Though the fight for women’s equality continues to evolve and improve, there’s still much to be done, especially in the workplace. The number of women on executive boards or in c-suite positions hasn’t changed since 2019, and the number of women in management positions has declined from 2020 to 2021.
In line with those stats and no secret to those in the industry, the marketing and advertising space continues to be predominantly male-led. However, leading industry platforms and players are continuing to celebrate the women challenging the status quo and breaking barriers year after year.
Last week, Adweek hosted its annual Women Trailblazers virtual summit. Speakers with expertise in media, technology, and marketing, shared their perspectives on how to break into senior management, support other women, and so much more.

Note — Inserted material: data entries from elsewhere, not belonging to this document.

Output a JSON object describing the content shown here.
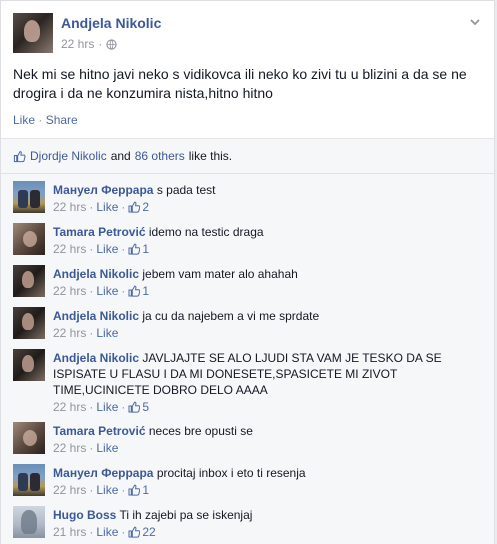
{
  "post": {
    "author": "Andjela Nikolic",
    "time": "22 hrs",
    "separator": "·",
    "text": "Nek mi se hitno javi neko s vidikovca ili neko ko zivi tu u blizini a da se ne drogira i da ne konzumira nista,hitno hitno",
    "like_label": "Like",
    "share_label": "Share",
    "action_separator": "·"
  },
  "likes": {
    "liker": "Djordje Nikolic",
    "and": "and",
    "others": "86 others",
    "suffix": "like this."
  },
  "comments": [
    {
      "name": "Мануел Феррара",
      "text": "s pada test",
      "time": "22 hrs",
      "like": "Like",
      "likes": "2",
      "avatar": "manuel"
    },
    {
      "name": "Tamara Petrović",
      "text": "idemo na testic draga",
      "time": "22 hrs",
      "like": "Like",
      "likes": "1",
      "avatar": "tamara"
    },
    {
      "name": "Andjela Nikolic",
      "text": "jebem vam mater alo ahahah",
      "time": "22 hrs",
      "like": "Like",
      "likes": "1",
      "avatar": "andjela"
    },
    {
      "name": "Andjela Nikolic",
      "text": "ja cu da najebem a vi me sprdate",
      "time": "22 hrs",
      "like": "Like",
      "likes": null,
      "avatar": "andjela"
    },
    {
      "name": "Andjela Nikolic",
      "text": "JAVLJAJTE SE ALO LJUDI STA VAM JE TESKO DA SE ISPISATE U FLASU I DA MI DONESETE,SPASICETE MI ZIVOT TIME,UCINICETE DOBRO DELO AAAA",
      "time": "22 hrs",
      "like": "Like",
      "likes": "5",
      "avatar": "andjela"
    },
    {
      "name": "Tamara Petrović",
      "text": "neces bre opusti se",
      "time": "22 hrs",
      "like": "Like",
      "likes": null,
      "avatar": "tamara"
    },
    {
      "name": "Мануел Феррара",
      "text": "procitaj inbox i eto ti resenja",
      "time": "22 hrs",
      "like": "Like",
      "likes": "1",
      "avatar": "manuel"
    },
    {
      "name": "Hugo Boss",
      "text": "Ti ih zajebi pa se iskenjaj",
      "time": "21 hrs",
      "like": "Like",
      "likes": "22",
      "avatar": "hugo"
    }
  ],
  "meta_separator": "·",
  "icons": {
    "globe": "globe-icon",
    "chevron": "chevron-down-icon",
    "like": "thumbs-up-icon"
  },
  "colors": {
    "link": "#3b5998",
    "action": "#4b6aa8",
    "muted": "#90949c",
    "ufi_bg": "#f6f7f9"
  }
}
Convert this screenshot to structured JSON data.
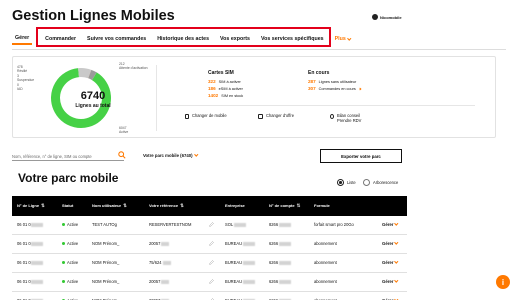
{
  "header": {
    "title": "Gestion Lignes Mobiles",
    "user_label": "Nicomobile"
  },
  "nav": {
    "tabs": [
      {
        "label": "Gérer",
        "active": true
      },
      {
        "label": "Commander"
      },
      {
        "label": "Suivre vos commandes"
      },
      {
        "label": "Historique des actes"
      },
      {
        "label": "Vos exports"
      },
      {
        "label": "Vos services spécifiques"
      },
      {
        "label": "Plus"
      }
    ]
  },
  "summary": {
    "total": "6740",
    "total_label": "Lignes au total",
    "chart_data": {
      "type": "pie",
      "categories": [
        "Active",
        "Résilié",
        "Suspendue",
        "IAD",
        "Attente d'activation"
      ],
      "values": [
        6047,
        478,
        3,
        0,
        212
      ],
      "colors": [
        "#46d146",
        "#c9c9c9",
        "#ff7900",
        "#222222",
        "#9a9a9a"
      ]
    },
    "segment_labels": [
      {
        "count": "478",
        "name": "Résilié"
      },
      {
        "count": "3",
        "name": "Suspendue"
      },
      {
        "count": "0",
        "name": "IAD"
      },
      {
        "count": "212",
        "name": "Attente d'activation"
      },
      {
        "count": "6047",
        "name": "Active"
      }
    ],
    "sim": {
      "title": "Cartes SIM",
      "rows": [
        {
          "value": "322",
          "label": "SIM à activer"
        },
        {
          "value": "186",
          "label": "eSIM à activer"
        },
        {
          "value": "1402",
          "label": "SIM en stock"
        }
      ]
    },
    "en_cours": {
      "title": "En cours",
      "rows": [
        {
          "value": "287",
          "label": "Lignes sans utilisateur"
        },
        {
          "value": "307",
          "label": "Commandes en cours"
        }
      ]
    },
    "actions": [
      {
        "label": "Changer de mobile"
      },
      {
        "label": "Changer d'offre"
      },
      {
        "label": "Bilan conseil",
        "label2": "Prendre RDV"
      }
    ]
  },
  "search": {
    "placeholder": "Nom, référence, n° de ligne, SIM ou compte",
    "parc_select": "Votre parc mobile (6740)",
    "export_label": "Exporter votre parc"
  },
  "parc": {
    "title": "Votre parc mobile",
    "view_options": [
      "Liste",
      "Arborescence"
    ],
    "selected_view": "Liste",
    "columns": [
      "N° de Ligne",
      "Statut",
      "Nom utilisateur",
      "Votre référence",
      "Entreprise",
      "N° de compte",
      "Formule"
    ],
    "rows": [
      {
        "line": "06 01 0",
        "status": "Active",
        "user": "TEST AUTOg",
        "reference": "RESERVERTESTNOM",
        "company": "SOL",
        "account": "8266",
        "formula": "forfait smart pro 20Go",
        "action": "Gérer"
      },
      {
        "line": "06 01 0",
        "status": "Active",
        "user": "NOM Prénom_",
        "reference": "20057",
        "company": "BUREAU",
        "account": "6266",
        "formula": "abonnement",
        "action": "Gérer"
      },
      {
        "line": "06 01 0",
        "status": "Active",
        "user": "NOM Prénom_",
        "reference": "75/624",
        "company": "BUREAU",
        "account": "6266",
        "formula": "abonnement",
        "action": "Gérer"
      },
      {
        "line": "06 01 0",
        "status": "Active",
        "user": "NOM Prénom_",
        "reference": "20057",
        "company": "BUREAU",
        "account": "6266",
        "formula": "abonnement",
        "action": "Gérer"
      },
      {
        "line": "06 01 0",
        "status": "Active",
        "user": "NOM Prénom_",
        "reference": "20057",
        "company": "BUREAU",
        "account": "6266",
        "formula": "abonnement",
        "action": "Gérer"
      }
    ]
  },
  "help": {
    "label": "i"
  }
}
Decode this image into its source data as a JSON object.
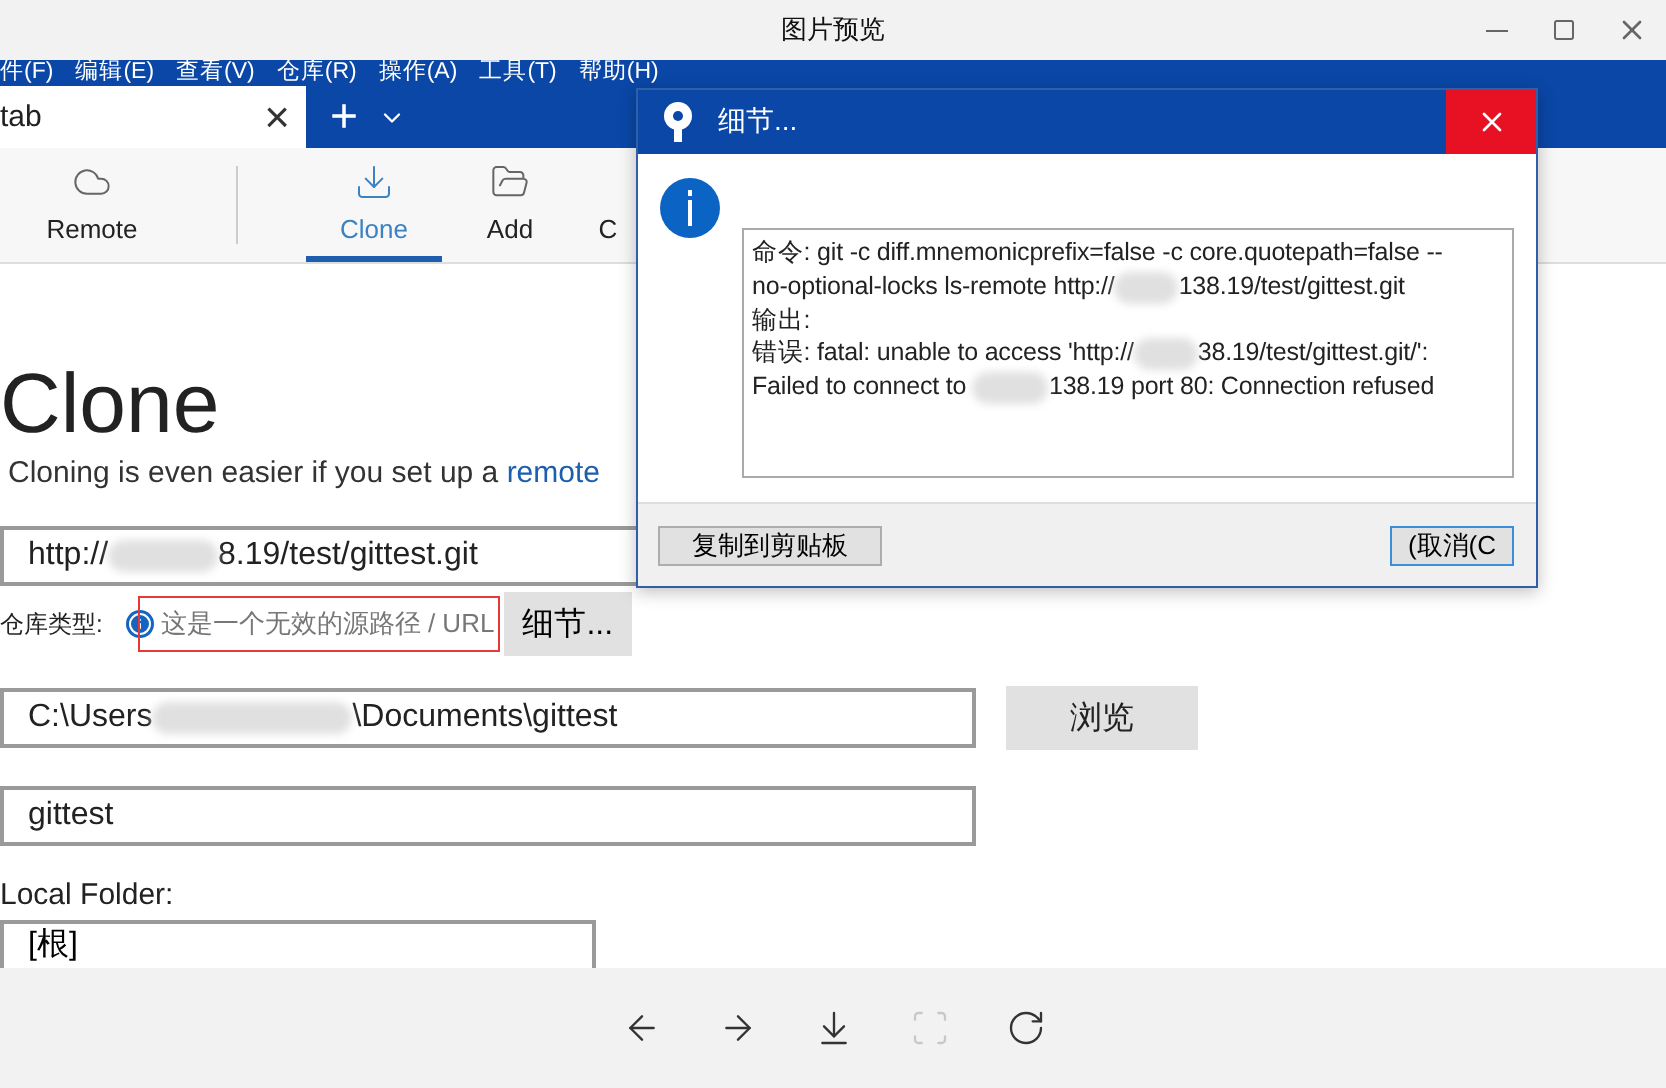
{
  "viewer": {
    "title": "图片预览"
  },
  "menu": [
    "件(F)",
    "编辑(E)",
    "查看(V)",
    "仓库(R)",
    "操作(A)",
    "工具(T)",
    "帮助(H)"
  ],
  "tab": {
    "label": "tab",
    "close": "×",
    "add": "+"
  },
  "toolbar": [
    {
      "kind": "remote",
      "label": "Remote",
      "selected": false
    },
    {
      "kind": "clone",
      "label": "Clone",
      "selected": true
    },
    {
      "kind": "add",
      "label": "Add",
      "selected": false
    },
    {
      "kind": "other",
      "label": "C"
    }
  ],
  "clone": {
    "heading": "Clone",
    "subtitle": "Cloning is even easier if you set up a ",
    "subtitle_link": "remote",
    "url_parts": [
      "http://",
      "8.19/test/gittest.git"
    ],
    "repo_type_label": "仓库类型:",
    "error_message": "这是一个无效的源路径 / URL",
    "details_button": "细节...",
    "path_parts": [
      "C:\\Users",
      "\\Documents\\gittest"
    ],
    "browse_button": "浏览",
    "name_value": "gittest",
    "local_folder_label": "Local Folder:",
    "local_folder_value": "[根]"
  },
  "dialog": {
    "title": "细节...",
    "lines": [
      [
        "命令: git -c diff.mnemonicprefix=false -c core.quotepath=false --"
      ],
      [
        "no-optional-locks ls-remote http://",
        "138.19/test/gittest.git"
      ],
      [
        "输出:"
      ],
      [
        "错误: fatal: unable to access 'http://",
        "38.19/test/gittest.git/':"
      ],
      [
        "Failed to connect to ",
        "138.19 port 80: Connection refused"
      ]
    ],
    "copy_button": "复制到剪贴板",
    "cancel_button": "(取消(C"
  },
  "bottom_bar": [
    {
      "kind": "back",
      "disabled": false
    },
    {
      "kind": "forward",
      "disabled": false
    },
    {
      "kind": "save",
      "disabled": false
    },
    {
      "kind": "crop",
      "disabled": true
    },
    {
      "kind": "rotate",
      "disabled": false
    }
  ]
}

Here are our top takeaways:
On breaking through to senior positions…
+ Take risks that you know can pay off — accept a new role even if it doesn’t 100% make sense or if you’re not qualified for it. Men do this all the time, but women aren’t taught to do the same.
+ Listen first. You can enter a meeting more than prepared, but if you don’t deliver the information in the right moment, you won’t be heard.
+ Get yourself in front of senior leadership — in the elevator, at the salad bar, in a one-pager, or on Slack — and make those 60 seconds count.
On women supporting women…
+ Be kind to one another — be considerate, fair, and thoughtful.
+ Remember that you’ll achieve more as a company if the women around you do better than you do sometimes. Make other companies the competition, not each other.
+ Think of equity like the sun — it doesn’t belong to anyone, but there is plenty for everyone so if you happen to have some, open your arms.
On mentorship and connection…
+ Be aware that what worked for you might not work for the women you’re mentoring. Each woman has her own path to the top. How can you help her get there?
+ Find a small group of people that you trust and go to them when you need to reason through whether the barriers you’re hitting are historical, part of the current situation, or something else.
On trailblazing DE&I…
+ Have the courage to keep asking tough questions and taking small steps to get to big change.
+ Make it tangible and actionable — assess your current state, make a grand vision, set priorities, and break it up into measurable chunks that you can tackle.
+ Move away from viewing DE&I as one-off initiatives. It needs to be woven into the fabric of your business.
+ Data is key — make sure you’re being inclusive in how you collect and apply data.
+ Be active in your pursuit of DE&I everywhere you spend your money, including vendors.
On failure and the unknown…
+ Often you know better, and you still don’t do better. Give yourself 10,000 breaks and then 10,000 more — you’re only human. Apologize and move on.
+ It’s okay not to know everything. Be open to learning and go out and get the info you need; from there you’ll feel more confident and empowered.
On elevating women…
+ If you’re a leader, look at the data and see if your pay, promotions, bonuses, etc. reflect the diversity of your organization. Don’t just assume. Set targets if you need to.
+ Create a culture of inclusive leadership — invite upcoming talent to senior leadership meetings, pair your employees with mentors to develop new skills.